O objetivo do Programa Floresta+ Comunidades é apoiar a implementação de projetos que visem fortalecer a gestão ambiental nos territórios habitados pelos PIPCT, levando em conta o papel fundamental que estas populações desempenham na conservação das florestas, sendo prestadores de serviços ambientais.

 

Tais projetos devem ser desenhados de modo participativo por organizações representando os PIPCT, considerando a natureza coletiva de atividades de gestão nestes territórios. Serão apoiados 64 projetos até o montante total de US$7 milhões e a inscrição termina no dia 26 de maio.

O Comitê Regional no Brasil

Carlos Aragon, Secretário Executivo da Força Tarefa de Governadores para Clima e Florestas (GCF) e do Fórum de Secretários de Meio Ambiente da Amazônia Legal.

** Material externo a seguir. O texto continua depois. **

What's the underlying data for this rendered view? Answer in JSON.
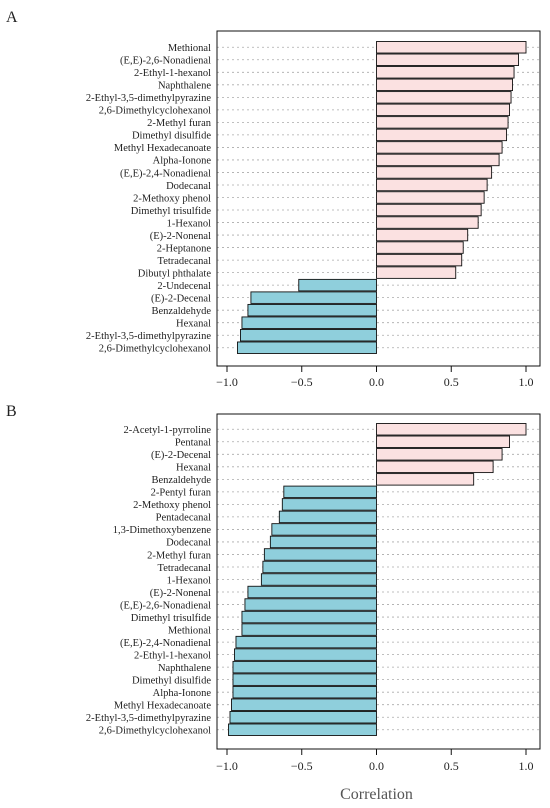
{
  "colors": {
    "positive": "#fbe1e1",
    "negative": "#8fcfdc",
    "stroke": "#111111",
    "grid": "#aaaaaa"
  },
  "xlabel": "Correlation",
  "chart_data": [
    {
      "type": "bar",
      "orientation": "horizontal",
      "panel": "A",
      "xlim": [
        -1.1,
        1.1
      ],
      "ticks": [
        -1.0,
        -0.5,
        0.0,
        0.5,
        1.0
      ],
      "tick_labels": [
        "−1.0",
        "−0.5",
        "0.0",
        "0.5",
        "1.0"
      ],
      "grid": "dotted horizontal guides",
      "categories": [
        "Methional",
        "(E,E)-2,6-Nonadienal",
        "2-Ethyl-1-hexanol",
        "Naphthalene",
        "2-Ethyl-3,5-dimethylpyrazine",
        "2,6-Dimethylcyclohexanol",
        "2-Methyl furan",
        "Dimethyl disulfide",
        "Methyl Hexadecanoate",
        "Alpha-Ionone",
        "(E,E)-2,4-Nonadienal",
        "Dodecanal",
        "2-Methoxy phenol",
        "Dimethyl trisulfide",
        "1-Hexanol",
        "(E)-2-Nonenal",
        "2-Heptanone",
        "Tetradecanal",
        "Dibutyl phthalate",
        "2-Undecenal",
        "(E)-2-Decenal",
        "Benzaldehyde",
        "Hexanal",
        "2-Ethyl-3,5-dimethylpyrazine",
        "2,6-Dimethylcyclohexanol"
      ],
      "values": [
        1.0,
        0.95,
        0.92,
        0.91,
        0.9,
        0.89,
        0.88,
        0.87,
        0.84,
        0.82,
        0.77,
        0.74,
        0.72,
        0.7,
        0.68,
        0.61,
        0.58,
        0.57,
        0.53,
        -0.52,
        -0.84,
        -0.86,
        -0.9,
        -0.91,
        -0.93
      ]
    },
    {
      "type": "bar",
      "orientation": "horizontal",
      "panel": "B",
      "xlim": [
        -1.1,
        1.1
      ],
      "ticks": [
        -1.0,
        -0.5,
        0.0,
        0.5,
        1.0
      ],
      "tick_labels": [
        "−1.0",
        "−0.5",
        "0.0",
        "0.5",
        "1.0"
      ],
      "grid": "dotted horizontal guides",
      "categories": [
        "2-Acetyl-1-pyrroline",
        "Pentanal",
        "(E)-2-Decenal",
        "Hexanal",
        "Benzaldehyde",
        "2-Pentyl furan",
        "2-Methoxy phenol",
        "Pentadecanal",
        "1,3-Dimethoxybenzene",
        "Dodecanal",
        "2-Methyl furan",
        "Tetradecanal",
        "1-Hexanol",
        "(E)-2-Nonenal",
        "(E,E)-2,6-Nonadienal",
        "Dimethyl trisulfide",
        "Methional",
        "(E,E)-2,4-Nonadienal",
        "2-Ethyl-1-hexanol",
        "Naphthalene",
        "Dimethyl disulfide",
        "Alpha-Ionone",
        "Methyl Hexadecanoate",
        "2-Ethyl-3,5-dimethylpyrazine",
        "2,6-Dimethylcyclohexanol"
      ],
      "values": [
        1.0,
        0.89,
        0.84,
        0.78,
        0.65,
        -0.62,
        -0.63,
        -0.65,
        -0.7,
        -0.71,
        -0.75,
        -0.76,
        -0.77,
        -0.86,
        -0.88,
        -0.9,
        -0.9,
        -0.94,
        -0.95,
        -0.96,
        -0.96,
        -0.96,
        -0.97,
        -0.98,
        -0.99
      ]
    }
  ]
}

A criação do Comitê Regional é fruto de longo esforço de diálogo global intensificado a partir de 2017 e liderado por organizações representativas do movimento indígena, com o apoio de organizações não governamentais (https://gcfsecretariat.wixsite.com/iplc/timeline-of-events), e teve como ápice a aprovação pela Assembleia Geral do GCFTF de: “Princípios de Colaboração e Parceria entre Governos Subnacionais, Povos Indígenas e Comunidades Locais” (https://gcfsecretariat.wixsite.com/iplc).

 

Estes princípios de colaboração estabeleceram o marco orientador dos esforços de diálogo na Amazônia do Brasil, iniciados em 2018, e foram o alicerce para a Criação do Comitê Regional em novembro de 2019, após quase dois anos de coordenação e interação entre lideranças indígenas, organizações não governamentais de apoio e Governos Subnacionais dos nove Estados da Amazônia Legal.

A Força Tarefa GCF

A Força-Tarefa dos Governadores de Clima e Florestas foi criada em 2008 para responder aos problemas fundamentais do desmatamento tropical e das mudanças climáticas – e as complexidades correspondentes de ruptura ecológica, perda de biodiversidade, insegurança alimentar, energética e hídrica e pobreza rural.

 

É uma colaboração subnacional de 39 estados e províncias, em 10 países, que trabalham para proteger as florestas tropicais, reduzir as emissões do desmatamento e da degradação florestal e promover caminhos realistas para o desenvolvimento rural de manutenção das florestas. É a maior plataforma do mundo para estados e províncias comprometidos com esta missão.

 

Povos indígenas do Tocantins

Segundo estimativa do Instituto Brasileiro de Geografia e Estatística (IBGE), mais de 14 mil indígenas vivem em territórios localizados em diversas regiões do Tocantins e distribuídos em nove etnias, sendo elas: Karajá, Karajá Xambioá, Javaé, Avá-Canoeiro, Krahô, Xerente, Apinajé, Krahô Kanela e Kanela do Tocantins (dados da Articulação dos Povos Indígenas do Tocantins – ARPIT).